«A Trento cento persone dormono al freddo, fra edifici abbandonati e anfratti urbani»
Continua l'emergenza per la carenza di posti di accoglienza destinati a persone senza fissa dimora. «Il 30-40% di loro sono trentine» stima Riccardo Petroni, del Centro di ascolto l'Ancora blu del Rotary di Trento. Ancora una volta, come l'anno scorso, siamo alla fine di novembre nella stessa identica situazione: offerta insufficiente, nonostante la generosità e l'impegno di associazioni e volontari
TRENTO. Ci sono 42 persone in lista d'attesa, senza fissa dimora che si sono rivolte allo sportello unico per avere un posto letto caldo e un tetto sopra la testa in queste notti d'inverno ma che hanno trovato il tutto esaurito nei dormitori aperti in città.
Ed è solo l'avanguardia visibile e conclamata del popolo dei senzatetto, ombre costrette a trovarsi un giaciglio d'emergenza tra edifici abbandonati e nicchie dove ripararsi dal freddo e stare alla larga dai guai.
Gli addetti ai lavori, i volontari dell'accoglienza, concordano nello stimare che in realtà in questo momento siano almeno il doppio, forse un centinaio, le persone che in città non hanno un letto in cui dormire.
«Il 30-40% sono trentini» stima Riccardo Petroni, del Centro di Ascolto l'Ancora Blu del Rotary di Trento.
Il fatto è che molti la domanda non la possono neanche fare perché hanno già esaurito il bonus e anche se il letto ci fosse non potrebbero chiederlo.
La regola infatti è chiara: il posto letto viene assegnato al massimo per 30 giorni a una persona che non ha la residenza in città mentre i residenti possono fermarsi per 60 giorni. Dopodiché fuori per un periodo almeno di uguale lunghezza.
È matematico insomma che a decine si ritrovino all'aperto senza alternative.
Ancora una volta, come l'anno scorso, siamo alla fine di novembre nella stessa identica situazione. Offerta insufficiente, nonostante la generosità e l'impegno di associazioni e volontari. Un anno fa il Comune intervenne per aprire l'ostello della gioventù dando una risposta all'emergenza.
Quest'anno il servizio alberghiero della Giovane Europa è regolarmente funzionante e non c'è nemmeno questa possibilità.
E così non resta che sperare che le promesse della Provincia vadano a buon fine e si riesca perlomeno a garantire una quarantina di posti in più mettendo a disposizione i container da tempo sistemati all'esterno della Residenza Fersina e che in passato hanno ospitato i profughi richiedenti asilo.
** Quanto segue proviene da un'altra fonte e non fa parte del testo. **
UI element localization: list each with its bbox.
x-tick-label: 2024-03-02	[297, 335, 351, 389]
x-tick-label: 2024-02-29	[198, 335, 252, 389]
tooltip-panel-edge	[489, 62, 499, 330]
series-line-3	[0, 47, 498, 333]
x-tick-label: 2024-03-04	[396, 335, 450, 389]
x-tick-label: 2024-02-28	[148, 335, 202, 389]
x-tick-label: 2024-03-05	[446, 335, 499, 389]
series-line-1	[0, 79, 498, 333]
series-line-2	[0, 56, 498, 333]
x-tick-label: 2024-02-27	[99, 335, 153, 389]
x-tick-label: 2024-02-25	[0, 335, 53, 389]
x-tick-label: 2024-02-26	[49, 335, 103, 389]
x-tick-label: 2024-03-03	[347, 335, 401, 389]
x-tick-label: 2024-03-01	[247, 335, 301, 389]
Il problema è che di quei container si parla da settimane senza riuscire ad aprirli.
In occasione dell'ultima riunione tecnica del tavolo dell'accoglienza, qualche giorno fa, la funzionaria inviata dalla Provincia ha comunicato che le abitazioni sono state sistemate ma non si trova chi li gestisca e se ne prenda cura.
Inoltre non è ancora ben chiaro se i container, ammesso che il problema gestione venga risolto, saranno spostati a Piedicastello, nei pressi dell'Opera Bonomelli dove il Comune ha approntato uno spazio apposito, oppure siano destinati a rimanere lì in via Al Desert, nella ex caserma dei profughi che la Provincia vuole chiudere definitivamente.
O se ancora siano in arrivo altri container aggiuntivi a Piedicastello.
Tra i volontari serpeggia un certo malumore nei confronti della Provincia, che quest'anno più del solito si sarebbe mossa poco e in grave ritardo, apparentemente poco interessata a risolvere il problema.
«Oltretutto si parla tanto di emergenza quando si sa benissimo che l'inverno arriva tutti gli anni e non dovrebbe essere considerato un'emergenza» sbotta Petroni.
E se comunque il problema è programmare la stagione più rigida l'esperienza suggerirebbe di muoversi con congruo anticipo, perché è evidente che trovare chi gestisce un dormitorio notturno improvvisato a fine novembre diventa un'impresa.